Alcuni elementi emergono dalla lettura della raccolta. Le
poesie sono caratterizzate da un linguaggio
iperbolico («muoio anch’io sotto il peso dell’aria»)
nel quale ricorrono, oltre al fulcro del discorso
poetico che è il vuoto, gli stessi elementi, che pur
rappresentando dei punti fermi, ricollocati e
incorniciati in modo differente in ogni
componimento, creano rimandi da un verso ad un altro
creando un’impressione di reiterazione
accentuato. Ciò dà un senso di perseveranza a quella
che è la prospettiva del poeta: «Essere come
l’attimo prima / del silenzio, la furia immobile
degli sguardi, aria concreta. / Energia del vuoto».
Sono molto frequenti anche accostamenti sinestetici
e ossimori («torni svanendo», «urlo fragoroso
bisbiglia», «lo spessore del vuoto», «eternità
transitoria», «l’urlo del silenzio»).
La presenza della fisicità (oltre che della fisica in quanto
scienza) è notata nel costante riferirsi ad alcune
parti del corpo umano (ossa, occhi, labbra) e ai
loro atti, riconducibili specialmente al suono
(respiro, sospiro, urlo, eco).
Il lessico si divide fra il campo semantico della natura
(oceano, vento, cielo, inverno), della fisica (aria,
peso, energia, stelle) ed espressioni disposte a
raffigurare spazi incommensurabili («l’alba di tutti
gli oceani», «distanze ultraterrene»), che sono
sterminati ed eterei come eteree sono le sensazioni
(«urgenza plenaria dell’estasi pura», «urgenza
regale della fisicità», «vibro, decollo, /
trascendo»), potremmo dire quasi le
percezioni dell’io del poeta, non lasciando però
affievolire in alcun modo la loro intensità («Quando
le ferite si lasciano leccare / da lingue di fuoco,
la quiete ci appartiene / in questo inferno»).

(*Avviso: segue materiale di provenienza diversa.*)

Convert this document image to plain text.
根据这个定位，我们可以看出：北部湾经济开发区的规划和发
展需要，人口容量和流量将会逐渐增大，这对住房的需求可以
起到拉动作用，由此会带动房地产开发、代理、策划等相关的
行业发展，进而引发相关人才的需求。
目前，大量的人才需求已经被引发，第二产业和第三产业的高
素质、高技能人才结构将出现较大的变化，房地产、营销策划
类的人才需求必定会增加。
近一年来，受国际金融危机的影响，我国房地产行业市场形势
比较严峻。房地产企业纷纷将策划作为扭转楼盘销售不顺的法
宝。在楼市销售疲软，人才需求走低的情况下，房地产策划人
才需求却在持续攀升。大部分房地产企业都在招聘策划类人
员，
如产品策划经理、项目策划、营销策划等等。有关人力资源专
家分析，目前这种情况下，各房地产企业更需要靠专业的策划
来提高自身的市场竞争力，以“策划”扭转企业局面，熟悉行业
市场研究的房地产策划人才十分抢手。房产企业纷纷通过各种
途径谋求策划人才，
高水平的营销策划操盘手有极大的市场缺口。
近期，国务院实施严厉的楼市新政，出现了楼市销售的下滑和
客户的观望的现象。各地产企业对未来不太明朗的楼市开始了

Tutto delinea uno spazio che è riempito, appunto, dal
vuoto, che non si spezza, ma può al limite
subire «piccole lesioni», che sono «ricordi senza
nomi in una terra straniera», ed essere colmato. È
per questo che ci si trasferisce nell’area del
pensiero che permette con i suoi voli di renderlo
gravido, passando da visioni microscopiche a visuali
maestose, rimanendo spesso nel segno della natura.
Effettivamente ritroviamo molte immagini prorompenti
accanto ad altre palesemente leggere ed evanescenti.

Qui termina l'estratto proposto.